On a white sofa-bed sits a white girl in a white porch adjacent to a white house waiting for an important white envelope addressed to her white mailbox, to be delivered by a white mailman in a white mail truck. Very white.

The mailman drops a government pamphlet into the mailbox under the gingko tree and, narrowly avoiding falling fruit, drives on to the next house on the top of the granite hill. As he drives between houses, he notices the half-clean laundry hanging on the line, knowing the family whose underwear hangs thus owns a washer and a dryer. But he simply remarks aloud, "Everybody does it," and drops another government pamphlet into the neighbor's box.

The white girl leaps up from the sofa, passes from the porch to the back hall, to the front hall and out the front door, down the steps, under the gingko tree, and opens the mailbox. Expectantly she looks in, and disappointed, sees only the government pamphlet addressed to "Resident." Reading the front cover she sees that the last public appeal against the nuclear waste dump has been denied, and the dump is now a permanent installation in her county, not more than 20 minutes by car and directly upriver from her house, threatening her with a greatly increased risk of cancer.

She tilts her head back and laughs hysterically and runs back to the porch, changing the radio station to 107.3 and sitting herself huffily down on the sofa-bed. Another spider has managed to find itself to a sofa cushion. Once again the RAID comes in handy. She stands at the back door of the porch, where once she stood taunting her locked-out brother (until he punched through the glass to get at her — and required several stitches to his arm), and kicks a black, curled thing out onto the lawn. She is pissed off at her country, her state, her government, her parents, her music, and herself.

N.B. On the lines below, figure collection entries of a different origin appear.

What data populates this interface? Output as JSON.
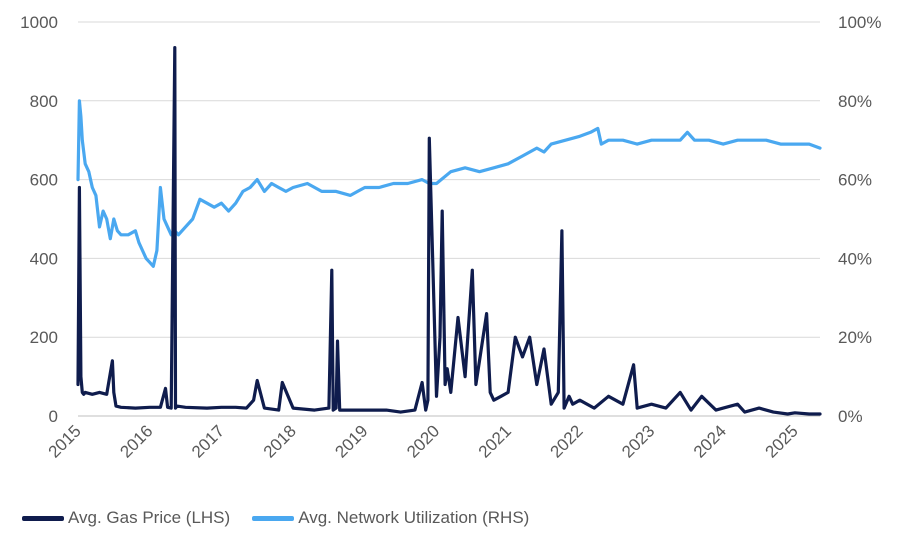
{
  "chart_data": {
    "type": "line",
    "left_axis": {
      "ticks": [
        "1000",
        "800",
        "600",
        "400",
        "200",
        "0"
      ],
      "ylim": [
        0,
        1000
      ]
    },
    "right_axis": {
      "ticks": [
        "100%",
        "80%",
        "60%",
        "40%",
        "20%",
        "0%"
      ],
      "ylim": [
        0,
        100
      ]
    },
    "x_ticks": [
      "2015",
      "2016",
      "2017",
      "2018",
      "2019",
      "2020",
      "2021",
      "2022",
      "2023",
      "2024",
      "2025"
    ],
    "xlim": [
      2015.0,
      2025.35
    ],
    "grid": {
      "horizontal": true,
      "vertical": false
    },
    "legend_position": "bottom-left",
    "colors": {
      "gas": "#0f1c4d",
      "util": "#4aa8f0",
      "grid": "#d9d9d9",
      "text": "#595959"
    },
    "series": [
      {
        "name": "Avg. Gas Price (LHS)",
        "axis": "left",
        "x": [
          2015.0,
          2015.02,
          2015.04,
          2015.06,
          2015.08,
          2015.1,
          2015.2,
          2015.3,
          2015.4,
          2015.48,
          2015.5,
          2015.53,
          2015.6,
          2015.8,
          2016.0,
          2016.15,
          2016.22,
          2016.25,
          2016.3,
          2016.35,
          2016.36,
          2016.38,
          2016.5,
          2016.8,
          2017.0,
          2017.2,
          2017.35,
          2017.45,
          2017.5,
          2017.6,
          2017.8,
          2017.85,
          2018.0,
          2018.3,
          2018.5,
          2018.54,
          2018.56,
          2018.6,
          2018.62,
          2018.65,
          2018.8,
          2019.0,
          2019.3,
          2019.5,
          2019.7,
          2019.8,
          2019.85,
          2019.88,
          2019.9,
          2020.0,
          2020.05,
          2020.08,
          2020.12,
          2020.15,
          2020.2,
          2020.3,
          2020.4,
          2020.5,
          2020.55,
          2020.6,
          2020.7,
          2020.75,
          2020.8,
          2020.9,
          2021.0,
          2021.1,
          2021.2,
          2021.3,
          2021.4,
          2021.5,
          2021.6,
          2021.7,
          2021.75,
          2021.78,
          2021.85,
          2021.9,
          2022.0,
          2022.2,
          2022.4,
          2022.6,
          2022.75,
          2022.8,
          2023.0,
          2023.2,
          2023.4,
          2023.55,
          2023.7,
          2023.9,
          2024.0,
          2024.2,
          2024.3,
          2024.5,
          2024.7,
          2024.9,
          2025.0,
          2025.2,
          2025.35
        ],
        "values": [
          80,
          580,
          100,
          60,
          55,
          60,
          55,
          60,
          55,
          140,
          60,
          25,
          22,
          20,
          22,
          22,
          70,
          22,
          20,
          935,
          20,
          25,
          22,
          20,
          22,
          22,
          20,
          40,
          90,
          20,
          15,
          85,
          20,
          15,
          20,
          370,
          15,
          20,
          190,
          15,
          15,
          15,
          15,
          10,
          15,
          85,
          15,
          40,
          705,
          50,
          200,
          520,
          80,
          120,
          60,
          250,
          100,
          370,
          80,
          140,
          260,
          60,
          40,
          50,
          60,
          200,
          150,
          200,
          80,
          170,
          30,
          60,
          470,
          20,
          50,
          30,
          40,
          20,
          50,
          30,
          130,
          20,
          30,
          20,
          60,
          15,
          50,
          15,
          20,
          30,
          10,
          20,
          10,
          5,
          8,
          5,
          5
        ]
      },
      {
        "name": "Avg. Network Utilization (RHS)",
        "axis": "right",
        "x": [
          2015.0,
          2015.02,
          2015.04,
          2015.06,
          2015.1,
          2015.15,
          2015.2,
          2015.25,
          2015.3,
          2015.35,
          2015.4,
          2015.45,
          2015.5,
          2015.55,
          2015.6,
          2015.7,
          2015.8,
          2015.85,
          2015.9,
          2015.95,
          2016.0,
          2016.05,
          2016.1,
          2016.15,
          2016.2,
          2016.25,
          2016.3,
          2016.35,
          2016.4,
          2016.5,
          2016.6,
          2016.7,
          2016.8,
          2016.9,
          2017.0,
          2017.1,
          2017.2,
          2017.3,
          2017.4,
          2017.5,
          2017.6,
          2017.7,
          2017.8,
          2017.9,
          2018.0,
          2018.2,
          2018.4,
          2018.6,
          2018.8,
          2018.9,
          2019.0,
          2019.2,
          2019.4,
          2019.6,
          2019.8,
          2019.9,
          2020.0,
          2020.2,
          2020.4,
          2020.6,
          2020.8,
          2021.0,
          2021.2,
          2021.4,
          2021.5,
          2021.6,
          2021.8,
          2022.0,
          2022.15,
          2022.25,
          2022.3,
          2022.4,
          2022.6,
          2022.8,
          2023.0,
          2023.2,
          2023.4,
          2023.5,
          2023.6,
          2023.8,
          2024.0,
          2024.2,
          2024.4,
          2024.6,
          2024.8,
          2025.0,
          2025.2,
          2025.35
        ],
        "values": [
          60,
          80,
          76,
          70,
          64,
          62,
          58,
          56,
          48,
          52,
          50,
          45,
          50,
          47,
          46,
          46,
          47,
          44,
          42,
          40,
          39,
          38,
          42,
          58,
          50,
          48,
          46,
          47,
          46,
          48,
          50,
          55,
          54,
          53,
          54,
          52,
          54,
          57,
          58,
          60,
          57,
          59,
          58,
          57,
          58,
          59,
          57,
          57,
          56,
          57,
          58,
          58,
          59,
          59,
          60,
          59,
          59,
          62,
          63,
          62,
          63,
          64,
          66,
          68,
          67,
          69,
          70,
          71,
          72,
          73,
          69,
          70,
          70,
          69,
          70,
          70,
          70,
          72,
          70,
          70,
          69,
          70,
          70,
          70,
          69,
          69,
          69,
          68
        ]
      }
    ]
  }
}
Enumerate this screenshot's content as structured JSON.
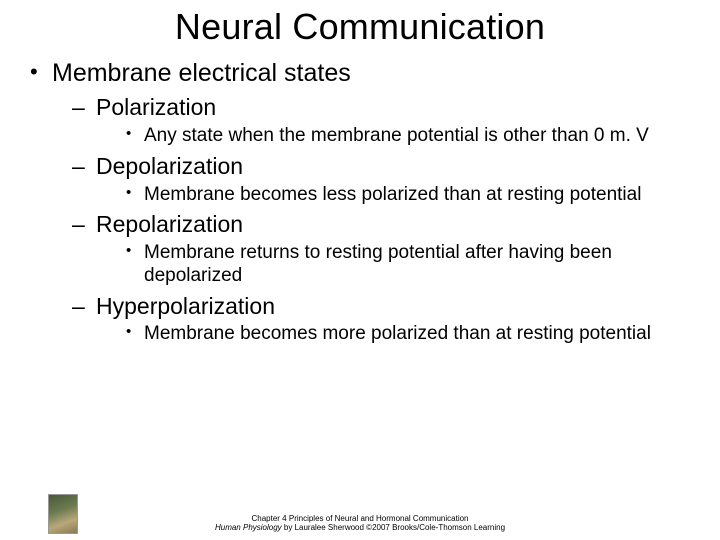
{
  "title": "Neural Communication",
  "level1": "Membrane electrical states",
  "items": [
    {
      "heading": "Polarization",
      "detail": "Any state when the membrane potential is other than 0 m. V"
    },
    {
      "heading": "Depolarization",
      "detail": "Membrane becomes less polarized than at resting potential"
    },
    {
      "heading": "Repolarization",
      "detail": "Membrane returns to resting potential after having been depolarized"
    },
    {
      "heading": "Hyperpolarization",
      "detail": "Membrane becomes more polarized than at resting potential"
    }
  ],
  "footer": {
    "line1": "Chapter 4 Principles of Neural and Hormonal Communication",
    "line2a": "Human Physiology",
    "line2b": " by Lauralee Sherwood ©2007 Brooks/Cole-Thomson Learning"
  },
  "colors": {
    "background": "#ffffff",
    "text": "#000000"
  },
  "typography": {
    "title_fontsize": 36,
    "lvl1_fontsize": 25,
    "lvl2_fontsize": 23,
    "lvl3_fontsize": 19,
    "footer_fontsize": 8,
    "font_family": "Arial"
  }
}
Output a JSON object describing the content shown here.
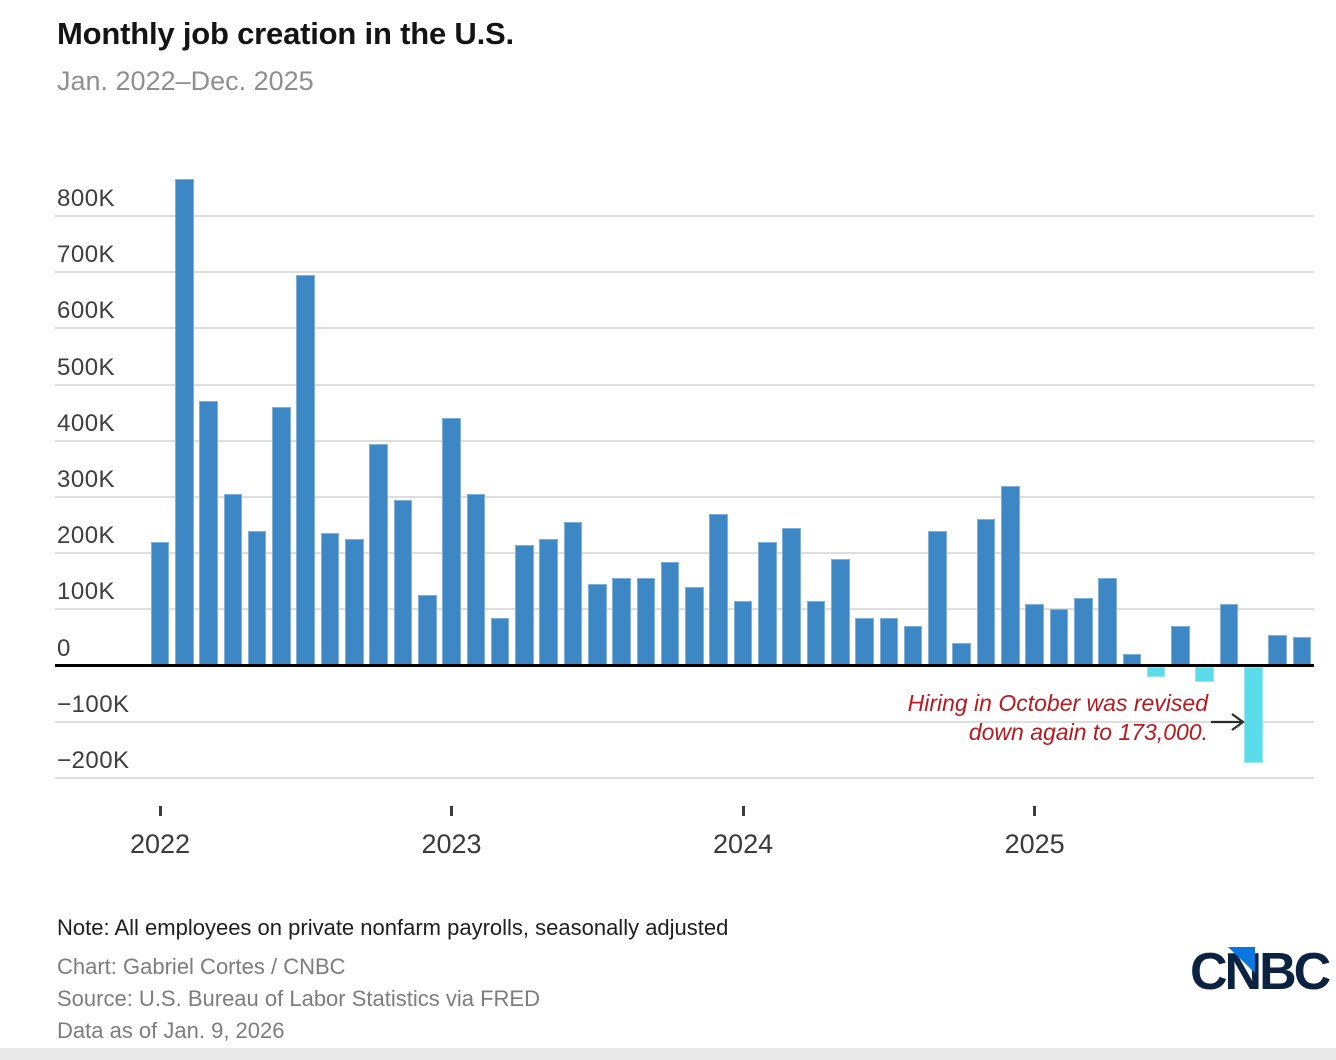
{
  "header": {
    "title": "Monthly job creation in the U.S.",
    "subtitle": "Jan. 2022–Dec. 2025"
  },
  "annotation": {
    "line1": "Hiring in October was revised",
    "line2": "down again to 173,000."
  },
  "footer": {
    "note": "Note: All employees on private nonfarm payrolls, seasonally adjusted",
    "credit": "Chart: Gabriel Cortes / CNBC",
    "source": "Source: U.S. Bureau of Labor Statistics via FRED",
    "as_of": "Data as of Jan. 9, 2026"
  },
  "brand": {
    "logo_text": "CNBC"
  },
  "colors": {
    "bar_blue": "#3e87c5",
    "bar_cyan": "#5bdde9",
    "annotation_red": "#b7191e",
    "logo_navy": "#0b2340",
    "logo_blue": "#0b76df",
    "gridline": "#dedede",
    "baseline": "#000000"
  },
  "chart_data": {
    "type": "bar",
    "title": "Monthly job creation in the U.S.",
    "subtitle": "Jan. 2022–Dec. 2025",
    "unit": "thousands of jobs (K)",
    "grid": "horizontal",
    "legend": "none",
    "ylim": [
      -250,
      880
    ],
    "x": [
      "Jan 2022",
      "Feb 2022",
      "Mar 2022",
      "Apr 2022",
      "May 2022",
      "Jun 2022",
      "Jul 2022",
      "Aug 2022",
      "Sep 2022",
      "Oct 2022",
      "Nov 2022",
      "Dec 2022",
      "Jan 2023",
      "Feb 2023",
      "Mar 2023",
      "Apr 2023",
      "May 2023",
      "Jun 2023",
      "Jul 2023",
      "Aug 2023",
      "Sep 2023",
      "Oct 2023",
      "Nov 2023",
      "Dec 2023",
      "Jan 2024",
      "Feb 2024",
      "Mar 2024",
      "Apr 2024",
      "May 2024",
      "Jun 2024",
      "Jul 2024",
      "Aug 2024",
      "Sep 2024",
      "Oct 2024",
      "Nov 2024",
      "Dec 2024",
      "Jan 2025",
      "Feb 2025",
      "Mar 2025",
      "Apr 2025",
      "May 2025",
      "Jun 2025",
      "Jul 2025",
      "Aug 2025",
      "Sep 2025",
      "Oct 2025",
      "Nov 2025",
      "Dec 2025"
    ],
    "series": [
      {
        "name": "Monthly change in private nonfarm payrolls (thousands)",
        "values": [
          220,
          865,
          470,
          305,
          240,
          460,
          695,
          235,
          225,
          395,
          295,
          125,
          440,
          305,
          85,
          215,
          225,
          255,
          145,
          155,
          155,
          185,
          140,
          270,
          115,
          220,
          245,
          115,
          190,
          85,
          85,
          70,
          240,
          40,
          260,
          320,
          110,
          100,
          120,
          155,
          20,
          -20,
          70,
          -30,
          110,
          -173,
          55,
          50
        ]
      }
    ],
    "y_ticks": [
      {
        "value": 800,
        "label": "800K"
      },
      {
        "value": 700,
        "label": "700K"
      },
      {
        "value": 600,
        "label": "600K"
      },
      {
        "value": 500,
        "label": "500K"
      },
      {
        "value": 400,
        "label": "400K"
      },
      {
        "value": 300,
        "label": "300K"
      },
      {
        "value": 200,
        "label": "200K"
      },
      {
        "value": 100,
        "label": "100K"
      },
      {
        "value": 0,
        "label": "0"
      },
      {
        "value": -100,
        "label": "−100K"
      },
      {
        "value": -200,
        "label": "−200K"
      }
    ],
    "x_ticks": [
      "2022",
      "2023",
      "2024",
      "2025"
    ],
    "highlight": {
      "color_rule": "negative months drawn in cyan",
      "cyan_months": [
        "Jun 2025",
        "Aug 2025",
        "Oct 2025"
      ]
    },
    "annotation": {
      "text": "Hiring in October was revised down again to 173,000.",
      "target_month": "Oct 2025",
      "target_value": -173
    }
  }
}
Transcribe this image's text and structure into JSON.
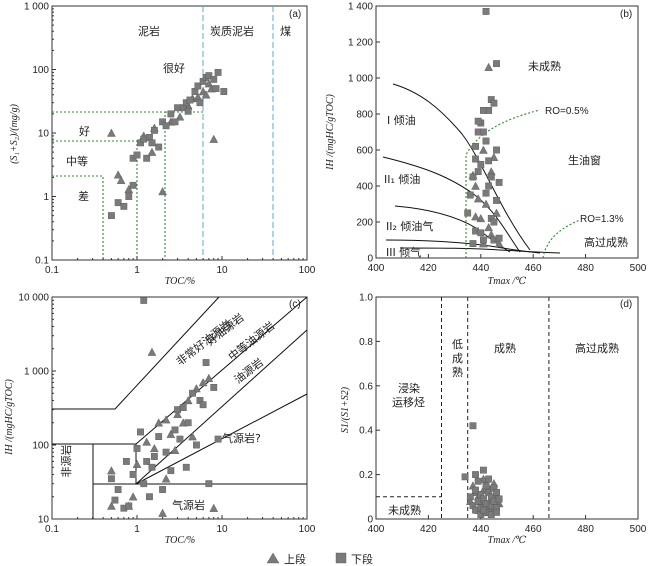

The only thing left to do is kill something. She thinks of that kid in the well-house and stares at the little building expectantly. She then scans the field, as though looking for a victim to appear. Nothing comes out of the line between the forest and the field, and she sighs heavily in exasperation. She gives up and then accidentally kills herself.

How? you may well ask. Well, in a sudden uncontrollable (teenage hormones) fit of rage, she crams the government pamphlet about the nuclear waste dump into her mouth and eats it. The ink happens to be poisonous.

A teenager working in the state capitol printing warehouse, where he held a summer job (which he hated), dropped a cyanide pill, along with the color tablet, into the ink bath. He had been looking at the line between the two horizons for a victim to pacify his rage, and somehow hatched a plan. Once he had seen his older brother eat half of the telephone book on a dare, and at the time, he had wished the ink was poisoned. He hoped someone like his brother would eat the government pamphlet and die.

So, a girl on a hill one day passed away, unlike a teenager's brother, from eating a government pamphlet. The scene was set in this little state, and the vicious truths, paradoxes, and circular cycles followed in their inexorable patterns. So inconsequential. This ends nothing.